Definitely feeling my age today, though. And my lack of softball competence, but I’ve come to an understanding with it. Tally ho!

Day 142: Post Cheat Weekend

It’s funny how food has replaced booze in my sobriety. And by “funny” I mean interesting, not hilarious.

I’m coming off a kind of planned Cheat Weekend. Nothing too scandalous, but I sort of deliberately slacked off on the food-tracking and checklist for the Victoria Day weekend in order to give my self a bit of a staycation for a few days and get back on track today.

Back on track! I’m taking this opportunity to reorder my nightly checklist. Nothing major, but mixing things up into a slightly more logical order so I’m not running up and downstairs multiple times.

Check-Out Checklist V 2
The updated check-out checklist. Some re-ordering.

So a good rower workout this morning, back on the hunt for some fresh workout music, and looking forward to a solid 10k tomorrow.

But it is weird coming out of the Victoria Day weekend feeling like I’ve been non-booze binging. And I haven’t even been that bad. I had two veggie burgers instead of one for dinner last night. Ate a lot of chips. But I still feel like I’m coming off a bad weekend rather than, y’know, a pretty normal weekend.

So I guess I’m normalizing good habits to the point that it feels like an old-school bender to go off them? Does that make sense?

It’s probably good. It’s a bit aggravating. I feel like I should be just happier that I’m off booze, but I’m now kind of stuck on The Next Thing: beating food, losing weight. And again, I recognize that this kind of drive is good, but the kind of preying perpetual guilt that surrounds it is a bit crap.

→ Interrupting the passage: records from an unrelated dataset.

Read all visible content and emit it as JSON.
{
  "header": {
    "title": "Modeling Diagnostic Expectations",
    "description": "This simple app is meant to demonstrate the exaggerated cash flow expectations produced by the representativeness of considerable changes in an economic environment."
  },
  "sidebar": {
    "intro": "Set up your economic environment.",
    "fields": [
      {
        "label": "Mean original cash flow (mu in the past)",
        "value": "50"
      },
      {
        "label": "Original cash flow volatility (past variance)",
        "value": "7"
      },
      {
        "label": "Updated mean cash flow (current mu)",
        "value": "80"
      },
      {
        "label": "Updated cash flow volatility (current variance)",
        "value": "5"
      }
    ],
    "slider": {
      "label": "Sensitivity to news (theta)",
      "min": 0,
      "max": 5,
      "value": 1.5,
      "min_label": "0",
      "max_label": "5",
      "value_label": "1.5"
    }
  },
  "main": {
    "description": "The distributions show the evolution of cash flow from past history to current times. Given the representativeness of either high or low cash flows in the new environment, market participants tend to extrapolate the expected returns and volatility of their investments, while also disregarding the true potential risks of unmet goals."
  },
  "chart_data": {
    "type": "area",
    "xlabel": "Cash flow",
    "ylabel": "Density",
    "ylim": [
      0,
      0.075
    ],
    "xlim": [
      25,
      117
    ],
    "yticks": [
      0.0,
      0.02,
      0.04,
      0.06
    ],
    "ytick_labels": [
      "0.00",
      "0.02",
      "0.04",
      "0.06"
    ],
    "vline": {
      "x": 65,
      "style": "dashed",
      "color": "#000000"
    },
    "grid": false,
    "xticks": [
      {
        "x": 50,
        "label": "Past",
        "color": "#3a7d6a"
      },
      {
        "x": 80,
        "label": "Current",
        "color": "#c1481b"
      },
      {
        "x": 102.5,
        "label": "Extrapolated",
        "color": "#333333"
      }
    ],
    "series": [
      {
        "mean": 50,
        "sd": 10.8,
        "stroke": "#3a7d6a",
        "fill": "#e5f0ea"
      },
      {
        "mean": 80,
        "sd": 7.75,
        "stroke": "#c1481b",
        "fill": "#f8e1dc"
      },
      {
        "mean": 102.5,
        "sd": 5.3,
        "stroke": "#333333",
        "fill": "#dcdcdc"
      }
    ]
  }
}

At any rate: it’s good to be feeling uninjured and rested after a pretty good goofing-off weekend, but now it’s time to log that food and that weight and get this train a’rolling.

 

Day 141: Goofin’ Off on Victoria Day

It’s Victoria Day! That’s a Commonwealth thing. And as I like to say to those who aren’t in the Commonwealth, “if you’re not spending Victoria Day goofing off, then she died on that beach in Normandy for nothing.” Goofin’ off rules on statutory holidays.

I’m kidding, of course. Queen Victoria died on that beach in Normandy for our freedoms. 

So I’m late with the podcast today, and am hiving the day off for maybe an hour of useful work, and most of the day for goofin’ off; this includes:

  • Finishing Bioshock Infinite;
  • Watching some Mr. Robot, which I’m just getting into now;
  • Working outside on the dig up and mulch project (part of the hour of ‘real work’)
  • Finishing our Cat Wagon (part of the hour of ‘real work’)
  • Playing board games with my wife;
  • Varied food projects;
  • Working on my other podcast, which is up and running but needs a promotional plan.

Some of that sounds more like goofin’ off than other things, but it’s all things I enjoy doing, which is the important bit.

Goofin’ off is what days off are for.

Point being, it’s almost 11 a.m. and I’m just getting around to this because this should be a day for slacking. My weekends get pretty eaten up by “stuff I gotta get done,” so I don’t want my bona fide holiday to be “stuff I gotta get done” as well.

So here I go! Slacking off (mostly) for a day. Huzzah!